Jul 18, 2010

Watching Nimbus Clouds...


If you ever get the chance to sit in a room made of windows located higher up in the mountains you would notice how the clouds resemble thoughts. Big loose fibres of cotton wool flying past you at different speeds like being sucked in and out by a vaccume cleaner. Just like in the nature of our mind where thoughts came from somewhere and go somewhere without any control that can be exercised on those thoughts clouds. One just could watch them like a film being played on television 24 frames per second. 


I kept tugging at memory to recall more about how to watch clouds as told by Diane Ackerman in her book called ‘A Natural History of Senses’. She had written about how as humans we had the accented ability to derive visual pleasure out of the world we saw. The eyes given to us as a species were slowly upgraded over the evolution to be able to perceive minute texture and tones of colours. This tendency to derive pleasure out of watching was so acute that there were examples of how in some places like Northern America even unlikely connoisseurs of visual art like Cowboys would lie down on the grass with their  little daughters and spend endless hours watching cloud turn into elephants camels and apples in the sky.

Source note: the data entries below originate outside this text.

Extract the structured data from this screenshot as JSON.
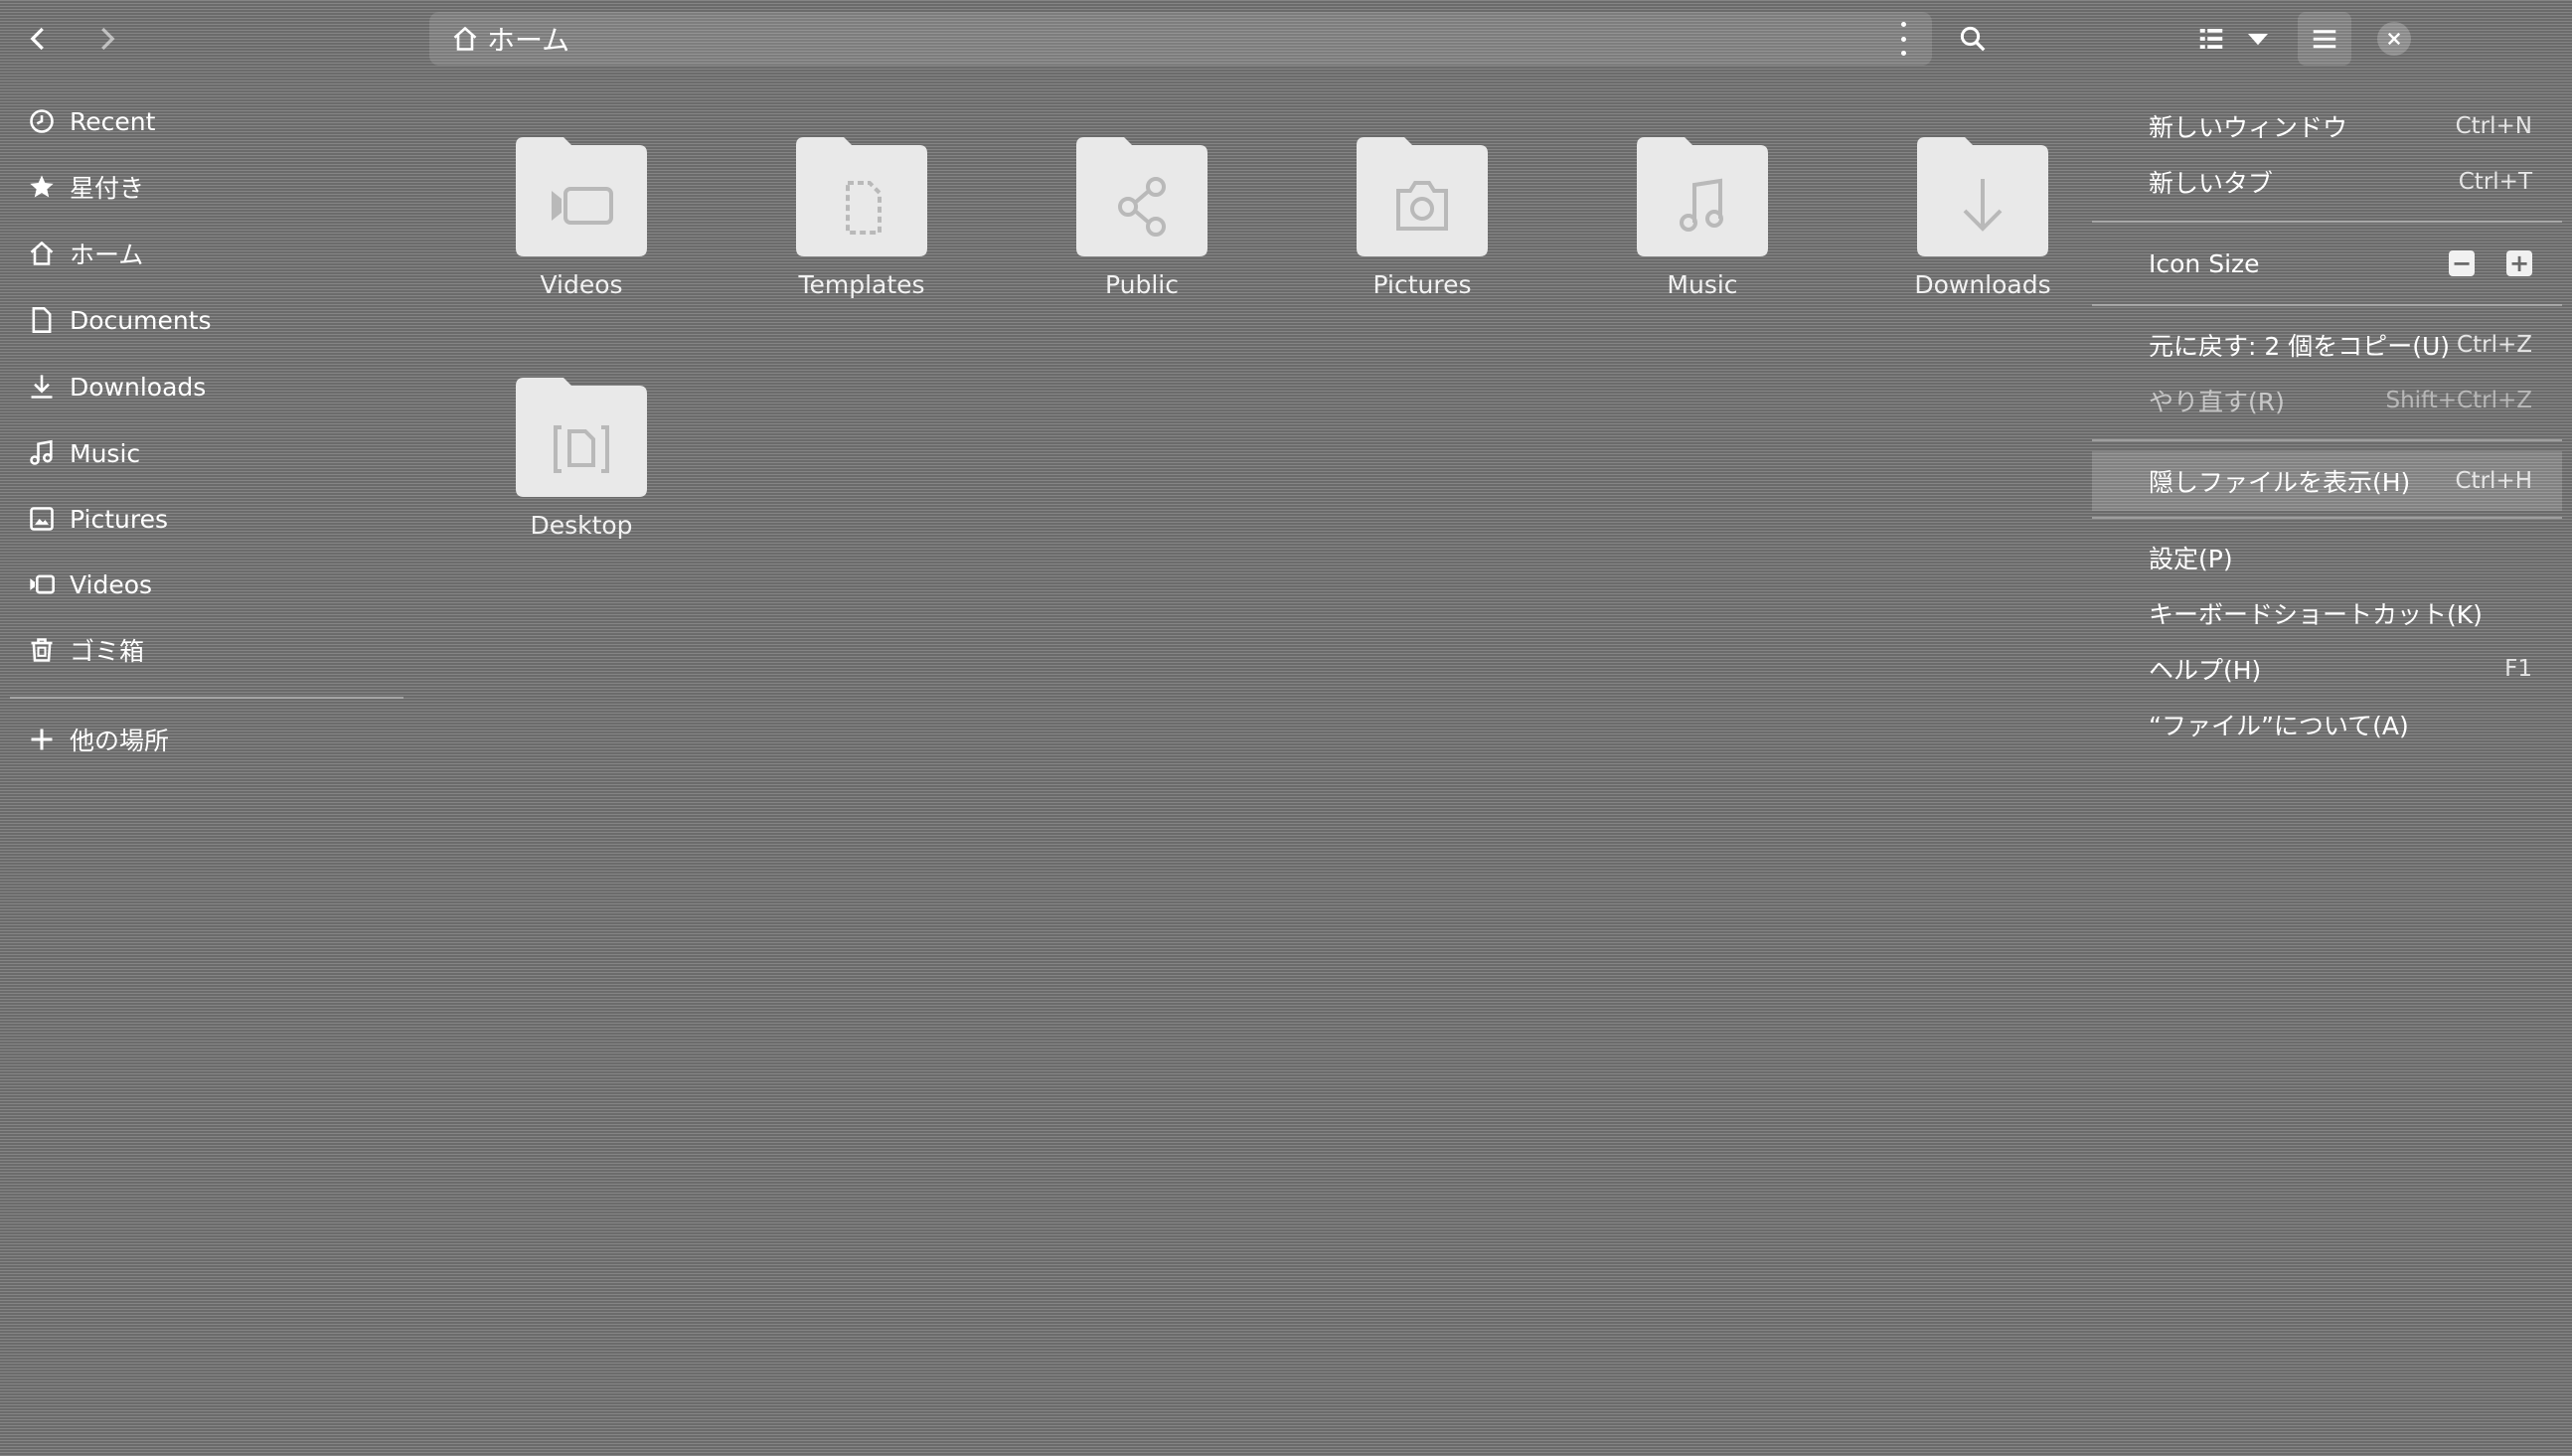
{
  "header": {
    "back_icon": "chevron-left-icon",
    "forward_icon": "chevron-right-icon",
    "path_label": "ホーム",
    "path_icon": "home-icon",
    "search_icon": "search-icon",
    "view_icon": "list-view-icon",
    "view_dropdown_icon": "caret-down-icon",
    "menu_icon": "hamburger-icon",
    "close_icon": "close-icon"
  },
  "sidebar": {
    "items": [
      {
        "label": "Recent",
        "icon": "clock-icon"
      },
      {
        "label": "星付き",
        "icon": "star-icon"
      },
      {
        "label": "ホーム",
        "icon": "home-icon"
      },
      {
        "label": "Documents",
        "icon": "document-icon"
      },
      {
        "label": "Downloads",
        "icon": "download-icon"
      },
      {
        "label": "Music",
        "icon": "music-icon"
      },
      {
        "label": "Pictures",
        "icon": "picture-icon"
      },
      {
        "label": "Videos",
        "icon": "video-icon"
      },
      {
        "label": "ゴミ箱",
        "icon": "trash-icon"
      }
    ],
    "other_locations": {
      "label": "他の場所",
      "icon": "plus-icon"
    }
  },
  "folders": [
    {
      "label": "Videos",
      "icon": "video-icon"
    },
    {
      "label": "Templates",
      "icon": "template-icon"
    },
    {
      "label": "Public",
      "icon": "share-icon"
    },
    {
      "label": "Pictures",
      "icon": "camera-icon"
    },
    {
      "label": "Music",
      "icon": "music-icon"
    },
    {
      "label": "Downloads",
      "icon": "download-icon"
    },
    {
      "label": "Desktop",
      "icon": "desktop-icon"
    }
  ],
  "menu": {
    "new_window": {
      "label": "新しいウィンドウ",
      "accel": "Ctrl+N"
    },
    "new_tab": {
      "label": "新しいタブ",
      "accel": "Ctrl+T"
    },
    "icon_size": {
      "label": "Icon Size",
      "zoom_out": "−",
      "zoom_in": "+"
    },
    "undo": {
      "label": "元に戻す: 2 個をコピー(U)",
      "accel": "Ctrl+Z"
    },
    "redo": {
      "label": "やり直す(R)",
      "accel": "Shift+Ctrl+Z"
    },
    "show_hidden": {
      "label": "隠しファイルを表示(H)",
      "accel": "Ctrl+H"
    },
    "preferences": {
      "label": "設定(P)"
    },
    "shortcuts": {
      "label": "キーボードショートカット(K)"
    },
    "help": {
      "label": "ヘルプ(H)",
      "accel": "F1"
    },
    "about": {
      "label": "“ファイル”について(A)"
    }
  }
}
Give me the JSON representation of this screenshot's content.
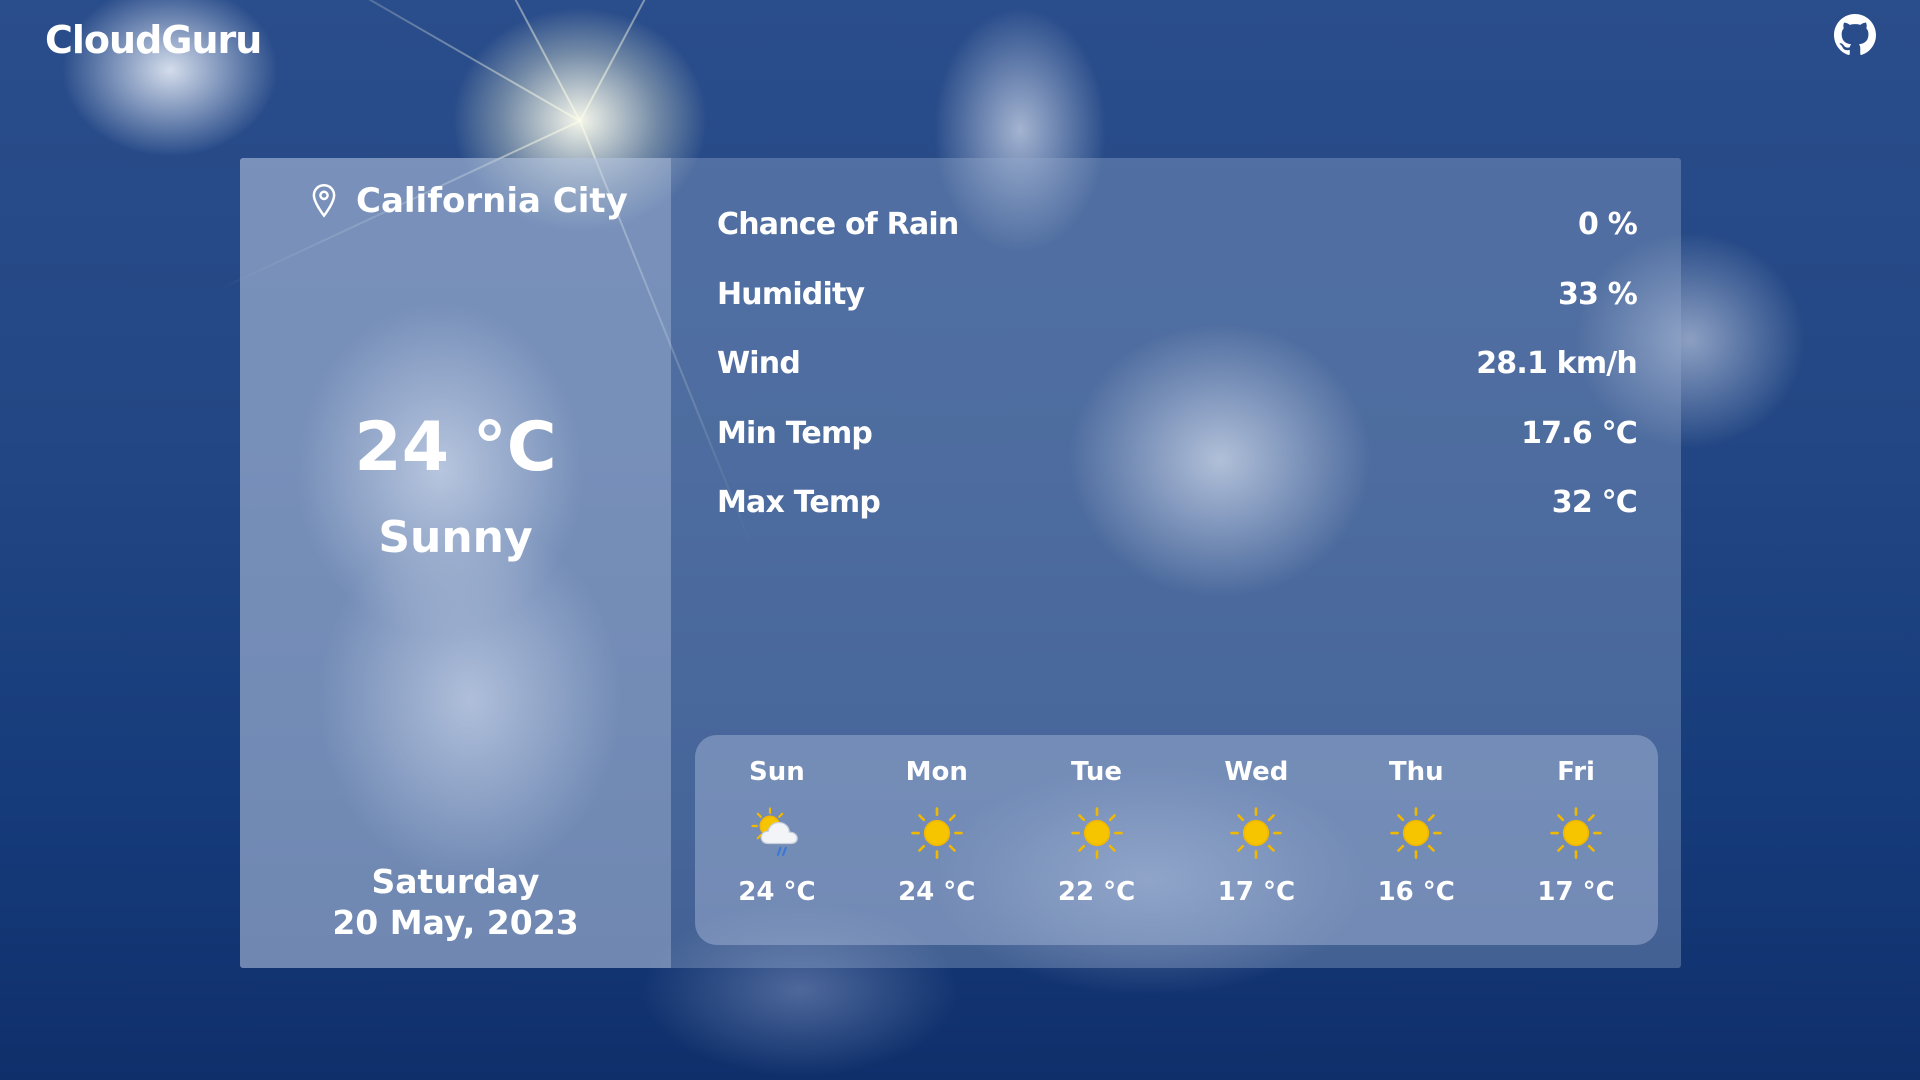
{
  "app": {
    "brand": "CloudGuru",
    "github_icon": "github-icon"
  },
  "current": {
    "location": "California City",
    "location_icon": "map-pin-icon",
    "temperature": "24 °C",
    "condition": "Sunny",
    "weekday": "Saturday",
    "date": "20 May, 2023"
  },
  "details": [
    {
      "label": "Chance of Rain",
      "value": "0 %"
    },
    {
      "label": "Humidity",
      "value": "33 %"
    },
    {
      "label": "Wind",
      "value": "28.1 km/h"
    },
    {
      "label": "Min Temp",
      "value": "17.6 °C"
    },
    {
      "label": "Max Temp",
      "value": "32 °C"
    }
  ],
  "forecast": [
    {
      "day": "Sun",
      "icon": "sun-cloud-rain-icon",
      "temp": "24 °C"
    },
    {
      "day": "Mon",
      "icon": "sun-icon",
      "temp": "24 °C"
    },
    {
      "day": "Tue",
      "icon": "sun-icon",
      "temp": "22 °C"
    },
    {
      "day": "Wed",
      "icon": "sun-icon",
      "temp": "17 °C"
    },
    {
      "day": "Thu",
      "icon": "sun-icon",
      "temp": "16 °C"
    },
    {
      "day": "Fri",
      "icon": "sun-icon",
      "temp": "17 °C"
    }
  ],
  "colors": {
    "text": "#ffffff",
    "sun": "#f7c400",
    "sun_ray": "#f0b800",
    "cloud": "#f2f4f8",
    "rain": "#3a78d8"
  }
}
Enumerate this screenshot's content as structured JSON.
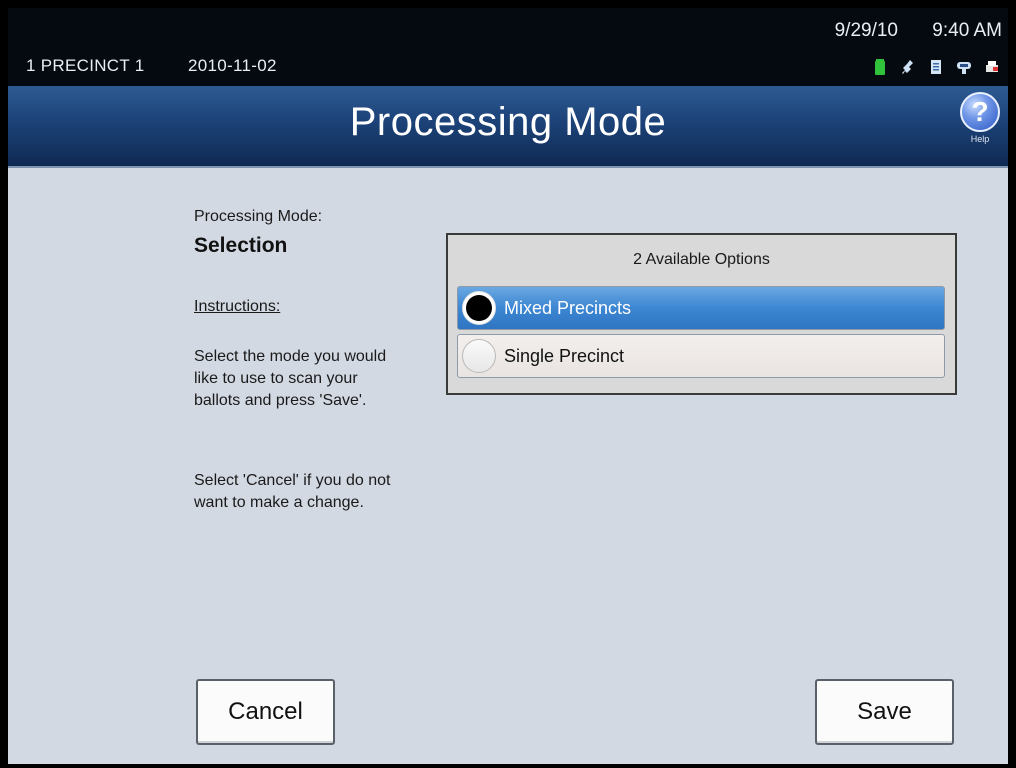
{
  "status_bar": {
    "precinct": "1 PRECINCT 1",
    "election_date": "2010-11-02",
    "date": "9/29/10",
    "time": "9:40 AM",
    "icons": [
      "battery-icon",
      "power-plug-icon",
      "document-icon",
      "network-icon",
      "printer-icon"
    ]
  },
  "header": {
    "title": "Processing Mode",
    "help_label": "Help",
    "help_glyph": "?"
  },
  "panel": {
    "mode_label": "Processing Mode:",
    "mode_value": "Selection",
    "instructions_heading": "Instructions:",
    "instructions_1": "Select the mode you would like to use to scan your ballots and press 'Save'.",
    "instructions_2": "Select 'Cancel' if you do not want to make a change."
  },
  "options": {
    "header": "2 Available Options",
    "items": [
      {
        "label": "Mixed Precincts",
        "selected": true
      },
      {
        "label": "Single Precinct",
        "selected": false
      }
    ]
  },
  "buttons": {
    "cancel": "Cancel",
    "save": "Save"
  },
  "colors": {
    "title_bar": "#1c4278",
    "selected_option": "#3c86d2",
    "background": "#d3d9e3"
  }
}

That morning as I was sitting up on my bed besides a friend, who was peacefully asleep, I loved the metaphor of clouds being like thoughts. It was really like one had caught the essence of the way our mind was assembled and wired. I wanted to follow this metaphor and learn more. It was a lovely place to be. In one’s mind flying with the thoughts or sitting here on my room on the roof in Shogi looking up the clouds swishing past like holy swans.

A huge strand of cloud suddenly blocked my window. For a minute it looked it had blocked everything. It was vanilla white and yet it looked formidable. For some time it looked that there wouldn’t be any other shape passing the sky. This majestic powerful cloud would leave no space for other playful shapes to flirt around my window. It was like that huge ominous thought cloud that eclipsed me for the last 3 years. I remembered the day I had taken it up on myself to give it a good look during me rebirthing it startled me with its immensity. It stretched from one end on my mind to another leaving no room for oxygen or good sense. When it was around I never could have known that It would end or pass or move on! 

Lying warped in the foetal position with my eyes closed I was shocked to see the thoughts of that tall white haired man following me even there in that retreat. He was standing right on my upper aura unconscious and ignorant that he was squeezing my space. He was too big for me to fathom manage or understand. He stood there like a white elephant stamping anything smaller than him under his feet. He could only be moved by might much larger than what I possessed. Lying there huffing and puffing knowing fully well that it was just a meditation retreat I still felt oppressed. I of no might. I the small playful cloud had been trampled upon by this big white majestic elephant even as I felt one with him in his majesty and grace. I shuddered shrieked and cried and my teacher came to me. She held my hand and sat by me, rubbing my hand. Just saying let it be..it will pass..After sometime that big cloudy gloom cleared up at the window. A little pitter patter started on the roof. That was nature’s way of washing big stubborn clouds.

Again the sky became a place action like a radio whose on and off button goes bad and it always keeps catching one thing or the other. On the window there were other magical shapes flying past me at a lovely comfortable speed. I could see Taradevi temple on the peak straight in line with my nose. I hadn’t been to the temple but I wondered if it would be the same Taradevi who is supposed to be a manifestation of the third eye of Devi. The tantric godess with skulls hanging around her .

As I tried to remember the process of formation of clouds to know them better at my renewed attempt to be pally with them all those stupid diagrams in my 10 th Standard Geography book called Monsoon Asia came alive. I was 16 when I read that and instead of getting to know about clouds I got interested in my geography teacher. His name was Joseph Francis, he was a tall dark and handsome army man with little imagination to be a teacher and yet he got me thinking about Asian monsoon like nobody else! He never talked about his family and he always used to give me a wicked smile at my glazed look at him. I still blame him for not teaching me about different kind of clouds in Asia.

So many layers of life fitting like a puzzle in the sky and in my mind like bulbous clouds. It was such a fascinating magical thing to possess a mind full of clouds. This mind that sometimes was sick of things passing by or staying too long. It felt good to know however that whatever came in the shape of a cloud would pass like a cloud. And everything that Monday morning from my hotel room looked like a cloud. Jobs, friends, dreams, enemies, blocks, money, journeys, lust everything was cloud which came floating to me in some strange alien shape that I could never have chiselled into my liking, but only followed kindly with my eyes.

It was such epiphany to watch clouds for those two hours that morning. I had to strain my eyes and then keep them loose. Sometimes I had to fit a shape at the corner of my eye; the cloud moved faaar away from my limited vision. They turned pink and they expanded and shrinked and went on and on. They followed some strange suction of the heaven and they went with the flow, effortlessly. They didn’t care if I watched or not. I suffer from myopia and cylindrical vision. I looked at those clouds from scratched glassed and less than perfect eyes. But by and large I followed their dance. I think it’s a good sport. Watching Nimbus clouds!